Colm Naish, 26th of November, 2010
http://support.citrix.com
In complex software systems, we tend to find embedded tracing throughout the various components and modules that make up the system. As systems become more complex, mechanisms are employed to modularize the tracing in an attempt to allow only relevant trace statements to be captured, and to improve efficiency. Microsoft’s Event Tracing for Windows (ETF) and Citrix’s Citrix Diagnostic Facility (CDF) are two examples of this. They allow for high speed, efficient tracing on a modular basis. Tracing can be enabled dynamically, which means that we can selectively choose which components or modules to trace on.
The ability to dynamically select tracing modules on a modular basis helps ensure that the trace statements captured are relevant to the scenario that is being investigated. However, there is a trade off within software tracing. For a trace to be useful, we want it to be as rich in information as possible. This means more trace statements in the code. However, more trace statements in the code means more trace statements in the captured trace. This can leave the engineer with an enormous trace to analyze. The trace will be full of rich information, but the law of diminishing marginal returns applies. It’s much easier for an engineer to analyze a 500 line trace than a 50,000 line trace, even if the 50,000 line trace has a lot of rich information included in it.
One way to alleviate this situation is to employ some method to reactively set ‘sign posts’ in the trace. These ‘sign posts’ are merely easily identifiable trace messages, which can be searched for by the engineer. The trick is to have them written at specific points in time during the gathering of the trace, for example at the exact point in time that a process spikes the CPU, or when a specific error pops up in front of the end user whose session is being traced. By using a reactive ‘sign post’ method like this, engineers can take their 50,000 line trace and search for the ‘sign post’ message. This could appear at line 35,000 for example. Straight away, they will have saved themselves the need to parse through 35,000 lines of trace statements, looking for the area of interest relevant to their issue! Combine this with a mechanism for writing a second ‘sign post’ to the trace to mark the end of the interesting event, say when the process stops spiking the CPU (around line 37,000 in the trace for example), and the engineer has effectively book-ended the area of interest in the trace containing the interesting messages. The engineer now knows with confidence that it's only necessary to analyze the area of the trace between the two ‘sign post’ messages. In our example, they have cut the 50,000 line trace down to a very manageable 2,000 line trace, with very little effort.
All the engineer needs to achieve this is a tool or mechanism to send these ‘sign post’ messages to the running trace, on demand. Once such tool from Citrix is CDFMarker On Demand – For XenApp and XenDesktop. CDFMarker is a small utility, which allows sending a customizable CDF trace statement into a running CDF trace, on demand, on either XenApp Servers or XenDesktop Virtual Desktop Agents. It allows the engineer (or end user) to send a customizable CDF message to the running CDF trace by hitting a hot key (Ctrl-M). So, for example, whenever end users see an intermittent issue occurring, they immediately hit the hot key and the ‘sign post’ message is sent to the trace to mark the exact point in the trace where the issue occurred.
Possibly more useful, though, is the ability for CDFMarker to take command line input and send it as the ‘sign post’ message. This allows the tool to be called from inside scripts and batch files, or as part of an event monitoring system such as Windows Performance Monitor.
Windows Performance Monitor allows the administrator to configure alerts on a host of embedded performance counters.

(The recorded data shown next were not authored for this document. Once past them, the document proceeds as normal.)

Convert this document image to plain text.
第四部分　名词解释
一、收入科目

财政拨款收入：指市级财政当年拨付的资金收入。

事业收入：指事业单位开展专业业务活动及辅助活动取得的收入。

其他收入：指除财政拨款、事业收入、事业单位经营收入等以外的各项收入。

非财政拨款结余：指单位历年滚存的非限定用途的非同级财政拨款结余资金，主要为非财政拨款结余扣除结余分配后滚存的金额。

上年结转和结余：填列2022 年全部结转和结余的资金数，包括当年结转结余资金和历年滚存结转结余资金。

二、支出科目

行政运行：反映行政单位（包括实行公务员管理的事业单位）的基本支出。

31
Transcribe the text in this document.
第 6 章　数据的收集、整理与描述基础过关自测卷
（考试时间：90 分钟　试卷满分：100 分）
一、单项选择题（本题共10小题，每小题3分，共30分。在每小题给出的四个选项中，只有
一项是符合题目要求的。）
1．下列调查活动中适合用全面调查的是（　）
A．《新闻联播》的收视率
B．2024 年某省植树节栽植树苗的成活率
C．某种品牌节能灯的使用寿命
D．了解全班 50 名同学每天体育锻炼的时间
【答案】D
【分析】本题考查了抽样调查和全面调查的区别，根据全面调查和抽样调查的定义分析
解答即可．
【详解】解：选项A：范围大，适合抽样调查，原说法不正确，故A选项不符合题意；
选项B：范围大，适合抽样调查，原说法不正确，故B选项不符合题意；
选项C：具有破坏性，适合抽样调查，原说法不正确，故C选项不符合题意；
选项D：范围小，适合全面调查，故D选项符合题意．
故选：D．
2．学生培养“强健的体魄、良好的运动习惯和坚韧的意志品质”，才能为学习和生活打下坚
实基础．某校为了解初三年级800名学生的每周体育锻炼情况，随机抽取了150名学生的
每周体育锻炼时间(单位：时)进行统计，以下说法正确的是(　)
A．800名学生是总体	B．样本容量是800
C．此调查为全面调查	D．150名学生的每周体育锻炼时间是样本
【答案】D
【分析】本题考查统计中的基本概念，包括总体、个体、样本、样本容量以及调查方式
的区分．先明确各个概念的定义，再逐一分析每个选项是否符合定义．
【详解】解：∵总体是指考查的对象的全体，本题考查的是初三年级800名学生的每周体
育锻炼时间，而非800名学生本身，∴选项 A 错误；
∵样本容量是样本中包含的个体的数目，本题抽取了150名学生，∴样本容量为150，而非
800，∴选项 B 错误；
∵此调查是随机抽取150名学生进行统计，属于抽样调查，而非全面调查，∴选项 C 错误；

These alerts can be configured to fire once a configured threshold has been breached. When the alert fires in response to the occurrence of the configured event, it can call an external program, i.e. CDFMarker, passing it text and system variables via the command line, which CDFMarker then sends into the running CDF trace as a ‘sign post’ message. There are a great many built-in performance counters in the various Windows operating systems that can be leveraged in this manner. But now consider that many software applications will add their own relevant performance counters, which can also be harnessed, and the scope for setting ‘sign post’ messages in a running trace greatly increases.
Some examples of how CDFMarker can be used to send customizable CDF ‘sign post’ messages in response to various events are listed below. The associated link will take you to an article in the Citrix Knowledgebase detailing the exact step by step instructions to implement each scenario:
You can also find some videos on CitrixTV and YouTube describing some of these use cases.
As we said at the outset, there is a trade off in software tracing between the amount of data and trace statements captured and the ease and efficiency of analyzing the trace. Sooner or later, a point is reached where the usefulness of the trace starts to diminish. This can be directly related to the size of the trace, and the ability of the engineer analyzing it to distinguish what is relevant to the interesting event being traced, and, more importantly, what is not. By utilizing a tool such as CDFMarker to write ‘sign post’ messages into the running trace, the area of interest in the trace can be identified quickly and easily, allowing the engineer to disregard irrelevant trace messages and focus on analyzing the most relevant trace messages. This should lead to a quicker diagnostic and resolution, and an easier life for everyone. Happy Holidays!